Bunun üzerine sağlıklı bir ortam olmaması ve taraflardan birinin polislerden oluşması nedeniyle emniyette ifade vermeyi reddettiklerini belirten  Abdan, savcılık kararı ile ifadenin jandarma eşliğinde alınmasını sağladıklarını söyledi. Kamera kayıtlarının ilk etapta eksik getirildiğini aktaran Abdan, ısrarları üzerine diğer kamera görüntülerinin de getirilmesini sağladıklarını kaydetti. Türkiye’de taraflardan birinin polis olduğu dosyaların tamamında benzer durumlarla karşı karşıya kaldıklarını dile getiren Abdan, polislerin savunmasının her defasında “orantılı müdahale” olarak kayda geçtiğini ifade etti. Savcıların polislerin her dediğini yapan bir noktada olduğunu ve ülkenin polis devletine dönüştüğünü belirten Abdan, yurttaşların mağdur olmasına rağmen gözaltında tutularak yeniden mağdur edildiğini söyledi.
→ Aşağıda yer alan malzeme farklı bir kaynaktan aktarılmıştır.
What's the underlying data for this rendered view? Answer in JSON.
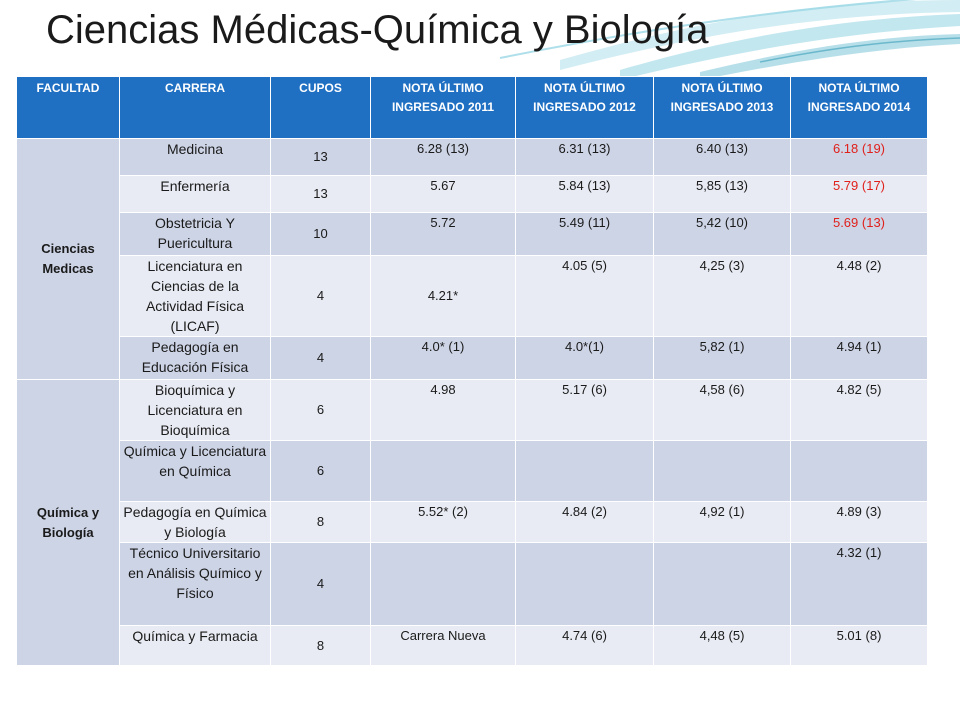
{
  "title": "Ciencias Médicas-Química y Biología",
  "colors": {
    "header_bg": "#1f6fc2",
    "row_dark": "#cdd4e6",
    "row_light": "#e8ebf3",
    "highlight_red": "#e0201b"
  },
  "headers": {
    "facultad": "FACULTAD",
    "carrera": "CARRERA",
    "cupos": "CUPOS",
    "nota_2011": "NOTA ÚLTIMO INGRESADO 2011",
    "nota_2012": "NOTA ÚLTIMO INGRESADO 2012",
    "nota_2013": "NOTA ÚLTIMO INGRESADO 2013",
    "nota_2014": "NOTA ÚLTIMO INGRESADO 2014"
  },
  "groups": [
    {
      "facultad": "Ciencias Medicas",
      "rows": [
        {
          "carrera": "Medicina",
          "cupos": "13",
          "n2011": "6.28 (13)",
          "n2012": "6.31  (13)",
          "n2013": "6.40 (13)",
          "n2014": "6.18 (19)"
        },
        {
          "carrera": "Enfermería",
          "cupos": "13",
          "n2011": "5.67",
          "n2012": "5.84 (13)",
          "n2013": "5,85 (13)",
          "n2014": "5.79 (17)"
        },
        {
          "carrera": "Obstetricia Y Puericultura",
          "cupos": "10",
          "n2011": "5.72",
          "n2012": "5.49 (11)",
          "n2013": "5,42 (10)",
          "n2014": "5.69 (13)"
        },
        {
          "carrera": "Licenciatura en Ciencias de la Actividad Física (LICAF)",
          "cupos": "4",
          "n2011": "4.21*",
          "n2012": "4.05 (5)",
          "n2013": "4,25 (3)",
          "n2014": "4.48 (2)"
        },
        {
          "carrera": "Pedagogía en Educación Física",
          "cupos": "4",
          "n2011": "4.0* (1)",
          "n2012": "4.0*(1)",
          "n2013": "5,82 (1)",
          "n2014": "4.94 (1)"
        }
      ]
    },
    {
      "facultad": "Química y Biología",
      "rows": [
        {
          "carrera": "Bioquímica y Licenciatura en Bioquímica",
          "cupos": "6",
          "n2011": "4.98",
          "n2012": "5.17 (6)",
          "n2013": "4,58 (6)",
          "n2014": "4.82 (5)"
        },
        {
          "carrera": "Química y Licenciatura en Química",
          "cupos": "6",
          "n2011": "",
          "n2012": "",
          "n2013": "",
          "n2014": ""
        },
        {
          "carrera": "Pedagogía en Química y Biología",
          "cupos": "8",
          "n2011": "5.52* (2)",
          "n2012": "4.84 (2)",
          "n2013": "4,92 (1)",
          "n2014": "4.89 (3)"
        },
        {
          "carrera": "Técnico Universitario en Análisis Químico y Físico",
          "cupos": "4",
          "n2011": "",
          "n2012": "",
          "n2013": "",
          "n2014": "4.32 (1)"
        },
        {
          "carrera": "Química y Farmacia",
          "cupos": "8",
          "n2011": "Carrera Nueva",
          "n2012": "4.74 (6)",
          "n2013": "4,48 (5)",
          "n2014": "5.01 (8)"
        }
      ]
    }
  ]
}
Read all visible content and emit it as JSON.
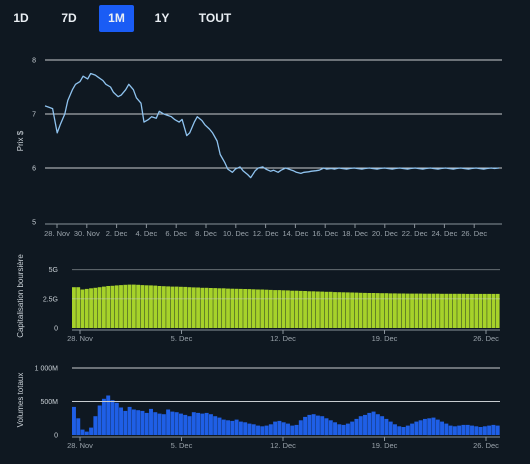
{
  "range_buttons": [
    {
      "label": "1D",
      "active": false
    },
    {
      "label": "7D",
      "active": false
    },
    {
      "label": "1M",
      "active": true
    },
    {
      "label": "1Y",
      "active": false
    },
    {
      "label": "TOUT",
      "active": false
    }
  ],
  "colors": {
    "background": "#0f1821",
    "active_button": "#1a5cf5",
    "price_line": "#8fc3ef",
    "market_cap_bars": "#a6d22a",
    "volume_bars": "#1f5fe6"
  },
  "chart_data": [
    {
      "type": "line",
      "ylabel": "Prix $",
      "ylim": [
        5,
        8
      ],
      "yticks": [
        "5",
        "6",
        "7",
        "8"
      ],
      "xticks": [
        "28. Nov",
        "30. Nov",
        "2. Dec",
        "4. Dec",
        "6. Dec",
        "8. Dec",
        "10. Dec",
        "12. Dec",
        "14. Dec",
        "16. Dec",
        "18. Dec",
        "20. Dec",
        "22. Dec",
        "24. Dec",
        "26. Dec"
      ],
      "x": [
        27.5,
        27.8,
        28.0,
        28.3,
        28.5,
        28.8,
        29.0,
        29.3,
        29.5,
        29.8,
        30.0,
        30.3,
        30.5,
        30.8,
        31.0,
        31.3,
        31.5,
        31.8,
        32.0,
        32.3,
        32.5,
        32.8,
        33.0,
        33.3,
        33.5,
        33.8,
        34.0,
        34.3,
        34.5,
        34.8,
        35.0,
        35.3,
        35.5,
        35.8,
        36.0,
        36.3,
        36.5,
        36.8,
        37.0,
        37.3,
        37.5,
        37.8,
        38.0,
        38.3,
        38.5,
        38.8,
        39.0,
        39.3,
        39.5,
        39.8,
        40.0,
        40.3,
        40.5,
        40.8,
        41.0,
        41.3,
        41.5,
        41.8,
        42.0,
        42.3,
        42.5,
        42.8,
        43.0,
        43.3,
        43.5,
        43.8,
        44.0,
        44.3,
        44.5,
        44.8,
        45.0,
        45.3,
        45.5,
        45.8,
        46.0,
        46.3,
        46.5,
        46.8,
        47.0,
        47.3,
        47.5,
        47.8,
        48.0,
        48.3,
        48.5,
        48.8,
        49.0,
        49.3,
        49.5,
        49.8,
        50.0,
        50.3,
        50.5,
        50.8,
        51.0,
        51.3,
        51.5,
        51.8,
        52.0,
        52.3,
        52.5,
        52.8,
        53.0,
        53.3,
        53.5,
        53.8,
        54.0,
        54.3,
        54.5,
        54.8,
        55.0,
        55.3,
        55.5,
        55.8,
        56.0,
        56.3,
        56.5,
        56.8,
        57.0,
        57.3
      ],
      "series": [
        {
          "values": [
            7.15,
            7.12,
            7.1,
            6.65,
            6.8,
            7.0,
            7.25,
            7.45,
            7.55,
            7.6,
            7.7,
            7.65,
            7.75,
            7.72,
            7.68,
            7.62,
            7.55,
            7.5,
            7.4,
            7.32,
            7.35,
            7.45,
            7.55,
            7.45,
            7.3,
            7.2,
            6.85,
            6.9,
            6.95,
            6.92,
            7.05,
            7.0,
            6.98,
            6.95,
            6.9,
            6.85,
            6.9,
            6.6,
            6.65,
            6.85,
            6.95,
            6.88,
            6.8,
            6.72,
            6.65,
            6.5,
            6.25,
            6.1,
            5.98,
            5.92,
            5.98,
            6.02,
            5.95,
            5.88,
            5.82,
            5.95,
            6.0,
            6.02,
            5.98,
            5.94,
            5.96,
            5.92,
            5.96,
            6.0,
            5.98,
            5.95,
            5.92,
            5.9,
            5.92,
            5.93,
            5.94,
            5.95,
            5.96,
            6.0,
            5.98,
            5.99,
            5.98,
            6.0,
            5.99,
            5.98,
            5.99,
            6.0,
            5.99,
            5.98,
            5.99,
            6.0,
            5.99,
            5.98,
            5.99,
            6.0,
            5.99,
            5.98,
            5.99,
            6.0,
            5.99,
            5.98,
            5.99,
            6.0,
            5.99,
            5.98,
            5.99,
            6.0,
            5.99,
            5.98,
            5.99,
            6.0,
            5.99,
            5.98,
            5.99,
            6.0,
            5.99,
            5.98,
            5.99,
            6.0,
            5.99,
            5.98,
            5.99,
            6.0,
            5.99,
            6.0
          ]
        }
      ]
    },
    {
      "type": "bar",
      "ylabel": "Capitalisation boursière",
      "ylim": [
        0,
        6
      ],
      "yticks": [
        "0",
        "2.5G",
        "5G"
      ],
      "xticks": [
        "28. Nov",
        "5. Dec",
        "12. Dec",
        "19. Dec",
        "26. Dec"
      ],
      "values": [
        3.5,
        3.5,
        3.3,
        3.35,
        3.4,
        3.45,
        3.5,
        3.55,
        3.6,
        3.62,
        3.65,
        3.68,
        3.7,
        3.72,
        3.72,
        3.7,
        3.68,
        3.66,
        3.65,
        3.63,
        3.6,
        3.58,
        3.57,
        3.55,
        3.55,
        3.53,
        3.52,
        3.5,
        3.48,
        3.47,
        3.45,
        3.45,
        3.43,
        3.42,
        3.4,
        3.4,
        3.38,
        3.37,
        3.36,
        3.35,
        3.34,
        3.33,
        3.32,
        3.3,
        3.3,
        3.28,
        3.27,
        3.25,
        3.25,
        3.23,
        3.22,
        3.2,
        3.2,
        3.18,
        3.17,
        3.15,
        3.15,
        3.13,
        3.12,
        3.1,
        3.1,
        3.08,
        3.07,
        3.06,
        3.05,
        3.04,
        3.03,
        3.02,
        3.01,
        3.0,
        3.0,
        2.99,
        2.98,
        2.98,
        2.97,
        2.97,
        2.96,
        2.96,
        2.95,
        2.95,
        2.95,
        2.95,
        2.94,
        2.94,
        2.94,
        2.94,
        2.93,
        2.93,
        2.93,
        2.93,
        2.93,
        2.93,
        2.92,
        2.92,
        2.92,
        2.92,
        2.92,
        2.92,
        2.92,
        2.92
      ]
    },
    {
      "type": "area",
      "ylabel": "Volumes totaux",
      "ylim": [
        0,
        1000
      ],
      "yticks": [
        "0",
        "500M",
        "1 000M"
      ],
      "xticks": [
        "28. Nov",
        "5. Dec",
        "12. Dec",
        "19. Dec",
        "26. Dec"
      ],
      "values": [
        420,
        250,
        80,
        50,
        110,
        280,
        440,
        540,
        590,
        520,
        480,
        410,
        360,
        420,
        380,
        370,
        360,
        330,
        390,
        340,
        320,
        310,
        380,
        350,
        340,
        320,
        300,
        280,
        340,
        330,
        320,
        330,
        310,
        280,
        260,
        230,
        220,
        210,
        230,
        200,
        190,
        170,
        160,
        140,
        130,
        140,
        160,
        200,
        210,
        190,
        170,
        140,
        150,
        220,
        270,
        300,
        310,
        290,
        280,
        250,
        220,
        190,
        160,
        150,
        170,
        200,
        240,
        280,
        300,
        330,
        350,
        310,
        280,
        240,
        200,
        160,
        130,
        120,
        140,
        170,
        200,
        220,
        240,
        250,
        260,
        230,
        200,
        170,
        140,
        130,
        140,
        150,
        150,
        140,
        130,
        120,
        130,
        140,
        150,
        140
      ]
    }
  ]
}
Olayla ilgili polisler hakkında “mala zarar verme”, “yaralama”, “Kasten öldürmeye teşebbüs”, “Korku yayma” ve “Huzur ve sükunu bozma” gibi suçlar dolayısı ile suç duyurusunda bulunduklarını belirten Abdan, dosyanın takipçisi olacaklarının altını çizdi.